Terça-feira, 31 de Janeiro de 2012

Beloved

 

Denver pensava compreender a ligação entre a mãe e Beloved: Sethe tentava compensar a serra; Beloved fazia-a pagar por isso. Mas aquilo nunca teria um fim, e ver a mãe humilhada, envergonhava-a e enfurecia-a. No entanto sabia que o maior medo de Sethe era o mesmo que Denver tivera no início – que Beloved pudesse partir. Que partisse antes que Sethe a pudesse fazer compreender o que significara passar os dentes daquela serra sob o pequeno queixo; sentir o sangue de bebé a espalhar-se como óleo nas suas mãos; segurar-lhe o rosto para que a cabeça não caísse; apertá-la para conseguir absorver os espasmos da morte que percorriam aquele corpo adorado, gorducho e doce de vida – Beloved podia partir. Partir antes que Sethe a fizesse compreender que pior do que aquilo – muito pior – fora aquilo por que Baby Suggs morrera, aquilo que Ella sabia, aquilo que Stamp Paid vira e aquilo que fazia Paul D estremecer. Que qualquer branco nos podia levar por completo e por qualquer motivo que lhe passasse pela cabeça. Não apenas para nos pôr a trabalhar, matar, ou mutilar, mas também conspurcar. Conspurcar tanto que já não nos podemos amar. Conspurcar de tal modo que esquecíamos quem éramos e já não nos conseguíamos encontrar.

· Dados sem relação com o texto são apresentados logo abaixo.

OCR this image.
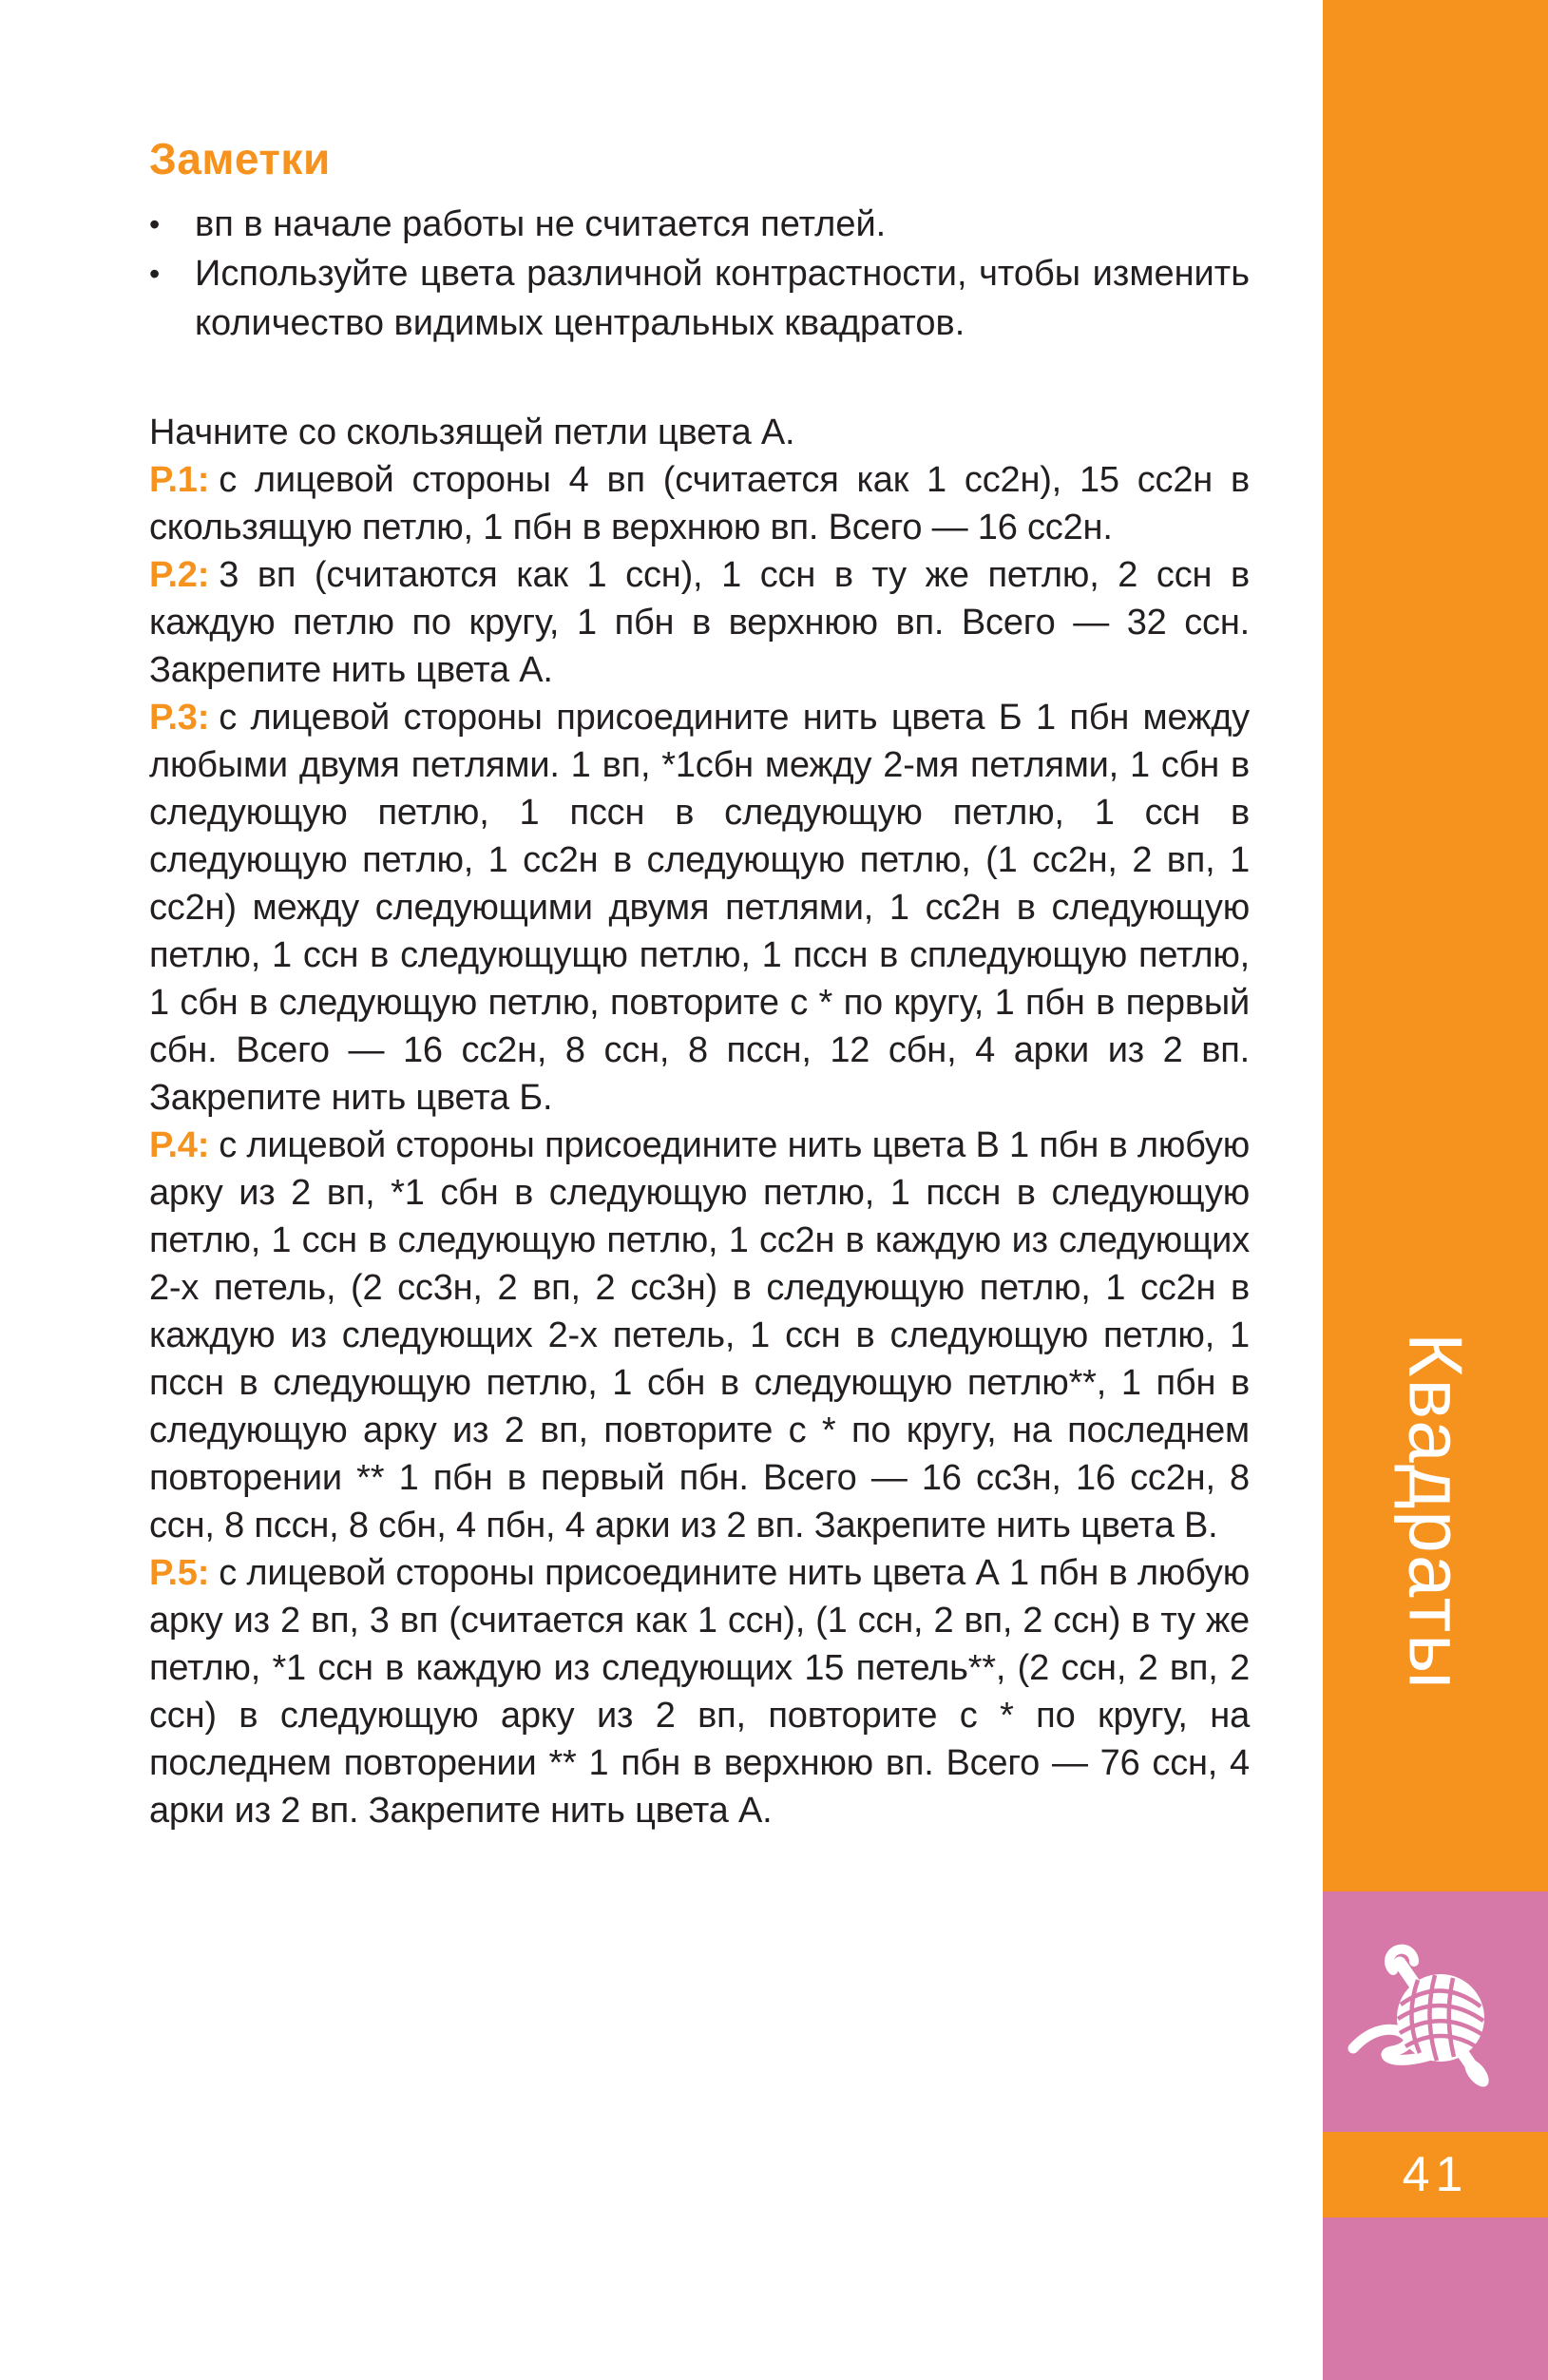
Заметки
• вп в начале работы не считается петлей.
• Используйте цвета различной контрастности, чтобы изменить количество видимых центральных квадратов.

Начните со скользящей петли цвета А.

Р.1: с лицевой стороны 4 вп (считается как 1 сс2н), 15 сс2н в скользящую петлю, 1 пбн в верхнюю вп. Всего — 16 сс2н.

Р.2: 3 вп (считаются как 1 ссн), 1 ссн в ту же петлю, 2 ссн в каждую петлю по кругу, 1 пбн в верхнюю вп. Всего — 32 ссн. Закрепите нить цвета А.

Р.3: с лицевой стороны присоедините нить цвета Б 1 пбн между любыми двумя петлями. 1 вп, *1сбн между 2-мя петлями, 1 сбн в следующую петлю, 1 пссн в следующую петлю, 1 ссн в следующую петлю, 1 сс2н в следующую петлю, (1 сс2н, 2 вп, 1 сс2н) между следующими двумя петлями, 1 сс2н в следующую петлю, 1 ссн в следующущю петлю, 1 пссн в спледующую петлю, 1 сбн в следующую петлю, повторите с * по кругу, 1 пбн в первый сбн. Всего — 16 сс2н, 8 ссн, 8 пссн, 12 сбн, 4 арки из 2 вп. Закрепите нить цвета Б.

Р.4: с лицевой стороны присоедините нить цвета В 1 пбн в любую арку из 2 вп, *1 сбн в следующую петлю, 1 пссн в следующую петлю, 1 ссн в следующую петлю, 1 сс2н в каждую из следующих 2-х петель, (2 сс3н, 2 вп, 2 сс3н) в следующую петлю, 1 сс2н в каждую из следующих 2-х петель, 1 ссн в следующую петлю, 1 пссн в следующую петлю, 1 сбн в следующую петлю**, 1 пбн в следующую арку из 2 вп, повторите с * по кругу, на последнем повторении ** 1 пбн в первый пбн. Всего — 16 сс3н, 16 сс2н, 8 ссн, 8 пссн, 8 сбн, 4 пбн, 4 арки из 2 вп. Закрепите нить цвета В.

Р.5: с лицевой стороны присоедините нить цвета А 1 пбн в любую арку из 2 вп, 3 вп (считается как 1 ссн), (1 ссн, 2 вп, 2 ссн) в ту же петлю, *1 ссн в каждую из следующих 15 петель**, (2 ссн, 2 вп, 2 ссн) в следующую арку из 2 вп, повторите с * по кругу, на последнем повторении ** 1 пбн в верхнюю вп. Всего — 76 ссн, 4 арки из 2 вп. Закрепите нить цвета А.

Квадраты
41
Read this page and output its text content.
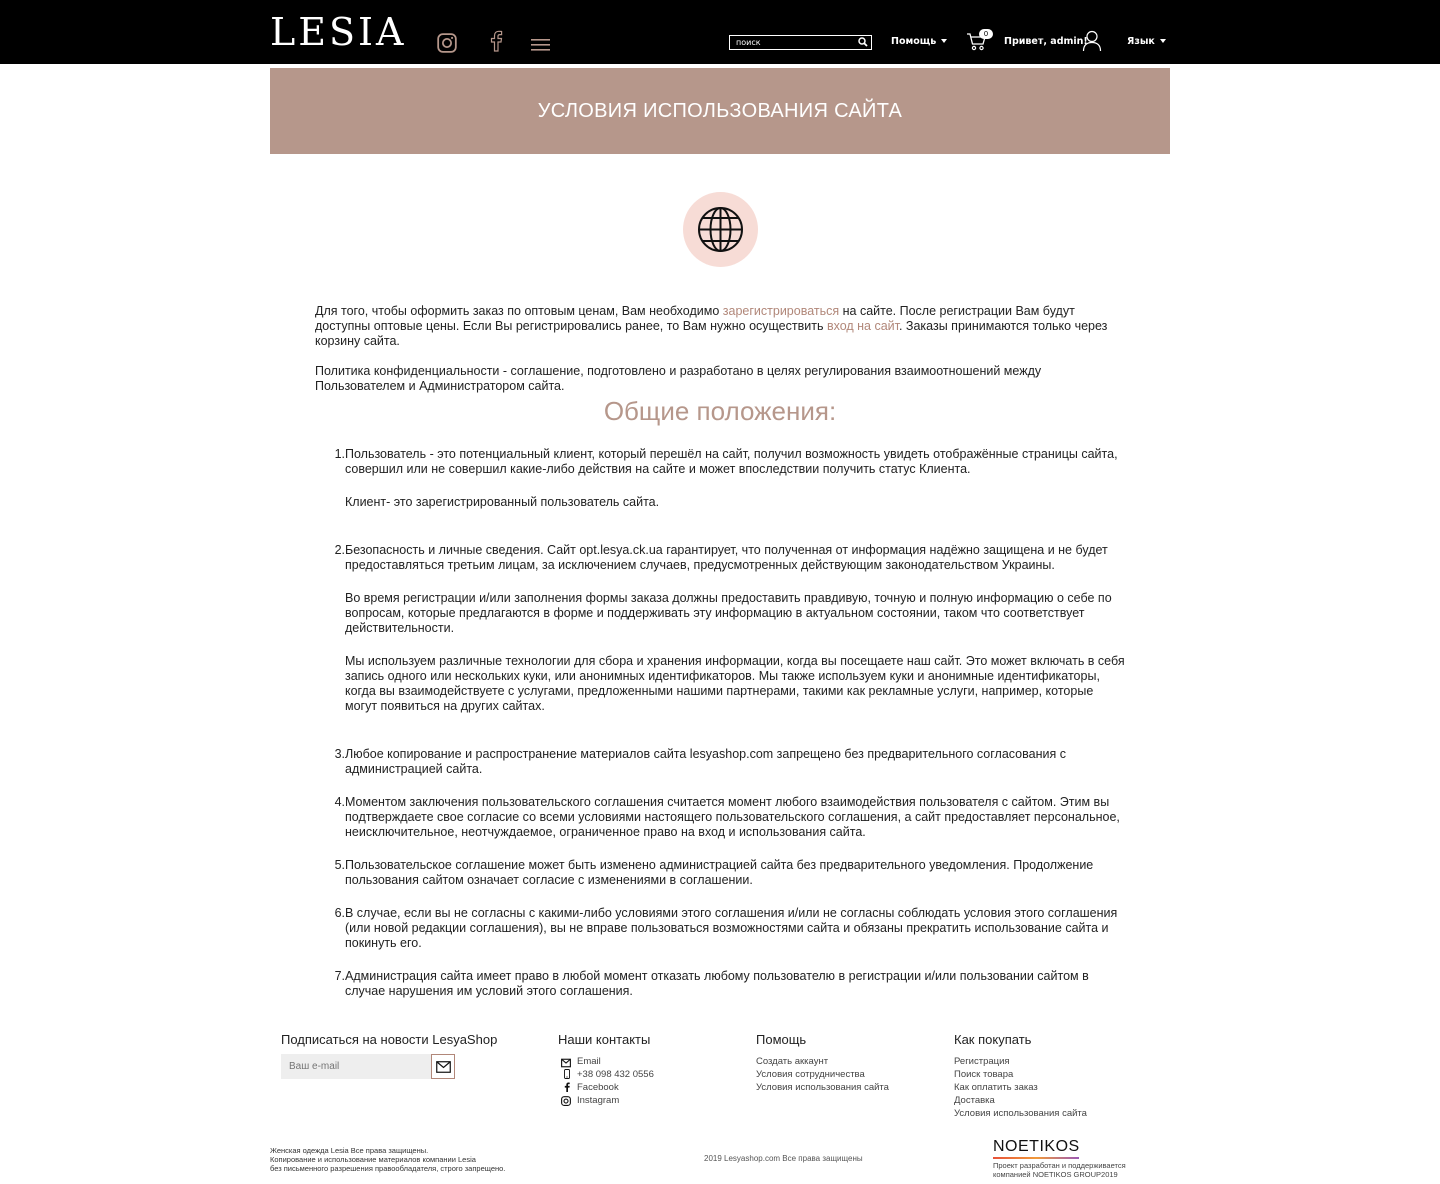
LESIA
поиск	Помощь
0
Привет, admin!	Язык
УСЛОВИЯ ИСПОЛЬЗОВАНИЯ САЙТА

Для того, чтобы оформить заказ по оптовым ценам, Вам необходимо зарегистрироваться на сайте. После регистрации Вам будут доступны оптовые цены. Если Вы регистрировались ранее, то Вам нужно осуществить вход на сайт. Заказы принимаются только через корзину сайта.

Политика конфиденциальности - соглашение, подготовлено и разработано в целях регулирования взаимоотношений между Пользователем и Администратором сайта.

Общие положения:
1. Пользователь - это потенциальный клиент, который перешёл на сайт, получил возможность увидеть отображённые страницы сайта, совершил или не совершил какие-либо действия на сайте и может впоследствии получить статус Клиента.

Клиент- это зарегистрированный пользователь сайта.

2. Безопасность и личные сведения. Сайт opt.lesya.ck.ua гарантирует, что полученная от информация надёжно защищена и не будет предоставляться третьим лицам, за исключением случаев, предусмотренных действующим законодательством Украины.

Во время регистрации и/или заполнения формы заказа должны предоставить правдивую, точную и полную информацию о себе по вопросам, которые предлагаются в форме и поддерживать эту информацию в актуальном состоянии, таком что соответствует действительности.

Мы используем различные технологии для сбора и хранения информации, когда вы посещаете наш сайт. Это может включать в себя запись одного или нескольких куки, или анонимных идентификаторов. Мы также используем куки и анонимные идентификаторы, когда вы взаимодействуете с услугами, предложенными нашими партнерами, такими как рекламные услуги, например, которые могут появиться на других сайтах.

3. Любое копирование и распространение материалов сайта lesyashop.com запрещено без предварительного согласования с администрацией сайта.

4. Моментом заключения пользовательского соглашения считается момент любого взаимодействия пользователя с сайтом. Этим вы подтверждаете свое согласие со всеми условиями настоящего пользовательского соглашения, а сайт предоставляет персональное, неисключительное, неотчуждаемое, ограниченное право на вход и использования сайта.

5. Пользовательское соглашение может быть изменено администрацией сайта без предварительного уведомления. Продолжение пользования сайтом означает согласие с изменениями в соглашении.

6. В случае, если вы не согласны с какими-либо условиями этого соглашения и/или не согласны соблюдать условия этого соглашения (или новой редакции соглашения), вы не вправе пользоваться возможностями сайта и обязаны прекратить использование сайта и покинуть его.

7. Администрация сайта имеет право в любой момент отказать любому пользователю в регистрации и/или пользовании сайтом в случае нарушения им условий этого соглашения.

Подписаться на новости LesyaShop
Ваш e-mail	Наши контакты
Email
+38 098 432 0556
Facebook
Instagram
Помощь
Создать аккаунт
Условия сотрудничества
Условия использования сайта
Как покупать
Регистрация
Поиск товара
Как оплатить заказ
Доставка
Условия использования сайта
Женская одежда Lesia Все права защищены.
Копирование и использование материалов компании Lesia
без письменного разрешения правообладателя, строго запрещено.
2019 Lesyashop.com Все права защищены
NOETIKOS
Проект разработан и поддерживается
компанией NOETIKOS GROUP2019
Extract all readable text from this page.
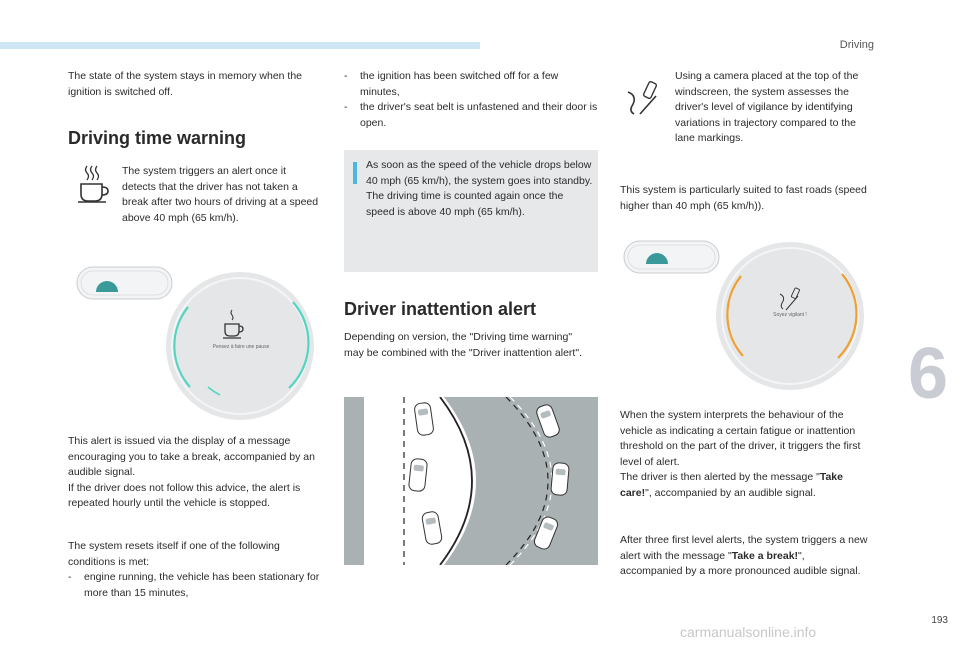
Driving
The state of the system stays in memory when the ignition is switched off.
Driving time warning
The system triggers an alert once it detects that the driver has not taken a break after two hours of driving at a speed above 40 mph (65 km/h).
Pensez à faire une pause
This alert is issued via the display of a message encouraging you to take a break, accompanied by an audible signal.
If the driver does not follow this advice, the alert is repeated hourly until the vehicle is stopped.
The system resets itself if one of the following conditions is met:
- engine running, the vehicle has been stationary for more than 15 minutes,
- the ignition has been switched off for a few minutes,
- the driver's seat belt is unfastened and their door is open.
As soon as the speed of the vehicle drops below 40 mph (65 km/h), the system goes into standby.
The driving time is counted again once the speed is above 40 mph (65 km/h).
Driver inattention alert
Depending on version, the "Driving time warning" may be combined with the "Driver inattention alert".
Using a camera placed at the top of the windscreen, the system assesses the driver's level of vigilance by identifying variations in trajectory compared to the lane markings.
This system is particularly suited to fast roads (speed higher than 40 mph (65 km/h)).
Soyez vigilant !
When the system interprets the behaviour of the vehicle as indicating a certain fatigue or inattention threshold on the part of the driver, it triggers the first level of alert.
The driver is then alerted by the message "Take care!", accompanied by an audible signal.
After three first level alerts, the system triggers a new alert with the message "Take a break!", accompanied by a more pronounced audible signal.
6
193
carmanualsonline.info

E embora ela e os outros o tivessem vivido e ultrapassado, ela nunca poderia deixar que isso acontecesse aos seus filhos. O melhor de si eram os filhos. Os brancos podiam sujá-la, mas não ao que tinha de melhor, a melhor coisa bela e mágica – a parte dela que estava limpa. Sem sonhos inconcebíveis em que se interrogava se os troncos sem pés nem cabeça pendurados nas árvores eram de Paul A ou do marido; sem se preocupar que entre as raparigas queimadas vivas numa escola para negros, pudessem incluir a sua filha; sem a dor de ver um bando de brancos a invadir as partes íntimas da filha, a ensopar-lhe as coxas e a enlouquecê-la. Ela até poderia fazer engates no pátio do matadouro, mas a sua filha não.

E ninguém, nem uma única pessoa à superfície da Terra, iria enumerar as características da filha no lado do papel reservado aos animais. Não. Oh, não.
Talvez Baby Suggs se pudesse conformar com aquilo, viver com essa proximidade; mas Sethe recusara-se a fazê-lo – ainda se recusava.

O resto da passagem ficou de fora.